Despite Pope’s euphoria, Iraq Christians left without illusions | Sunday Observer

Despite Pope’s euphoria, Iraq Christians left without illusions

14 March, 2021

BAGHDAD, March 13 (AFP) - Iraqi Christians say they will “never forget the joy” of Pope Francis’ historic visit to the country but they don’t expect it to stem the minority’s exodus from the country.

Wajdane Nouri, a Christian in her fifties, will soon join her daughters in the United States.

At St. Joseph Cathedral, where she has long led the choir, huge posters and a red carpet still bear witness to the first ever papal visit to Iraq.

Earlier this month, Francis led a mass in Baghdad, ravaged for 40 years by wars and economic crises, shortly after having prayed in a church that was the scene a decade ago of the bloodiest anti-Christian attack in Iraq.

For Nouri and the estimated 400,000 other Christians left in Iraq, the pope’s words that no one should be treated like a “second class citizen” and against “the plague of corruption” in the country resonated deep.

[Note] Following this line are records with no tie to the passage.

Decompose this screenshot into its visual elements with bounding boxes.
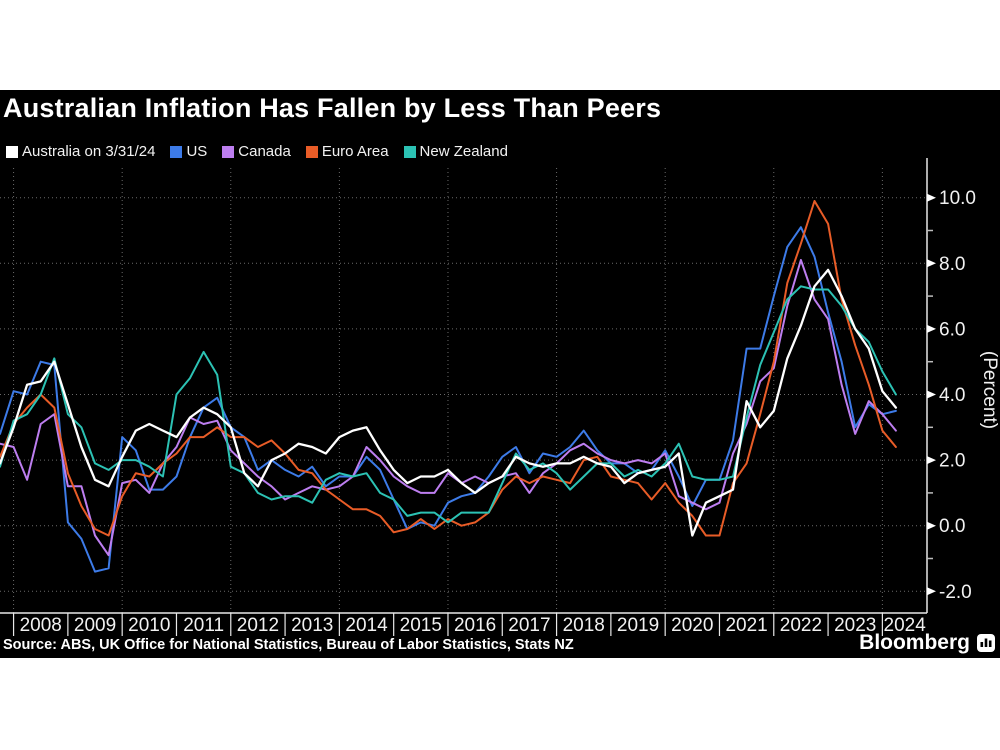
x-axis-year-label: 2010 (128, 615, 170, 636)
y-axis-tick-label: 10.0 (939, 188, 976, 209)
legend-item-canada: Canada (222, 143, 291, 160)
x-axis-year-label: 2014 (345, 615, 388, 636)
y-axis-tick-label: -2.0 (939, 582, 972, 603)
y-axis-major-tick (927, 521, 936, 530)
legend-item-australia-on-3-31-24: Australia on 3/31/24 (6, 143, 155, 160)
x-axis-year-label: 2024 (884, 615, 927, 636)
y-axis-major-tick (927, 587, 936, 596)
legend-swatch (403, 145, 416, 158)
legend-swatch (305, 145, 318, 158)
x-axis-year-label: 2017 (508, 615, 550, 636)
x-axis-year-label: 2019 (617, 615, 659, 636)
x-axis-year-label: 2018 (563, 615, 605, 636)
bloomberg-brand: Bloomberg (859, 631, 995, 655)
legend-swatch (170, 145, 183, 158)
x-axis-year-label: 2021 (725, 615, 767, 636)
series-line-australia-on-3-31-24 (0, 268, 898, 537)
legend-item-new-zealand: New Zealand (403, 143, 508, 160)
legend-item-us: US (170, 143, 207, 160)
chart-plot: 10.0 8.0 6.0 4.0 2.0 0.0 -2.0 (Percent) 2008 2009… (0, 158, 1000, 636)
source-note: Source: ABS, UK Office for National Stat… (3, 637, 574, 653)
series-line-new-zealand (0, 285, 897, 524)
legend-label: Canada (238, 143, 291, 160)
legend-label: Australia on 3/31/24 (22, 143, 156, 160)
chart-title: Australian Inflation Has Fallen by Less … (3, 93, 662, 123)
legend-label: New Zealand (419, 143, 508, 160)
series-line-us (0, 226, 897, 573)
y-axis-major-tick (927, 456, 936, 465)
x-axis-year-label: 2016 (454, 615, 496, 636)
y-axis-tick-label: 2.0 (939, 451, 965, 472)
legend-swatch (222, 145, 235, 158)
y-axis-tick-label: 0.0 (939, 516, 965, 537)
y-axis-title: (Percent) (979, 351, 1000, 429)
x-axis-year-label: 2023 (834, 615, 876, 636)
series-line-canada (0, 259, 897, 557)
y-axis-tick-label: 4.0 (939, 385, 965, 406)
x-axis-year-label: 2011 (183, 615, 224, 636)
legend: Australia on 3/31/24 US Canada Euro Area New… (6, 143, 508, 160)
y-axis-tick-label: 6.0 (939, 319, 965, 340)
y-axis-tick-label: 8.0 (939, 254, 965, 275)
x-axis-year-label: 2022 (780, 615, 822, 636)
x-axis-year-label: 2008 (20, 615, 62, 636)
chart-panel: 10.0 8.0 6.0 4.0 2.0 0.0 -2.0 (Percent) 2008 2009… (0, 90, 1000, 658)
legend-label: US (186, 143, 208, 160)
y-axis-major-tick (927, 324, 936, 333)
y-axis-major-tick (927, 390, 936, 399)
y-axis-major-tick (927, 259, 936, 268)
x-axis-year-label: 2020 (671, 615, 713, 636)
legend-item-euro-area: Euro Area (305, 143, 389, 160)
legend-swatch (6, 145, 18, 158)
x-axis-year-label: 2013 (291, 615, 333, 636)
y-axis-major-tick (927, 193, 936, 202)
series-line-euro-area (0, 200, 897, 537)
bloomberg-chart-icon (977, 634, 995, 652)
bloomberg-wordmark: Bloomberg (859, 631, 970, 654)
x-axis-year-label: 2015 (400, 615, 442, 636)
legend-label: Euro Area (321, 143, 389, 160)
x-axis-year-label: 2009 (74, 615, 116, 636)
x-axis-year-label: 2012 (237, 615, 279, 636)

Those who were reluctant to speak to the media before Francis flew in are today irrepressible.

The pontiff has emboldened them to air their grievances.

But since the fall of Saddam Hussein’s regime in the 2003 US-led invasion, the Christian community has shrunk from six to just one percent of the predominantly Muslim country’s population.

And only large job creation projects can head off emigrations, warned Father Nadheer Dakko, a priest at Saint Joseph.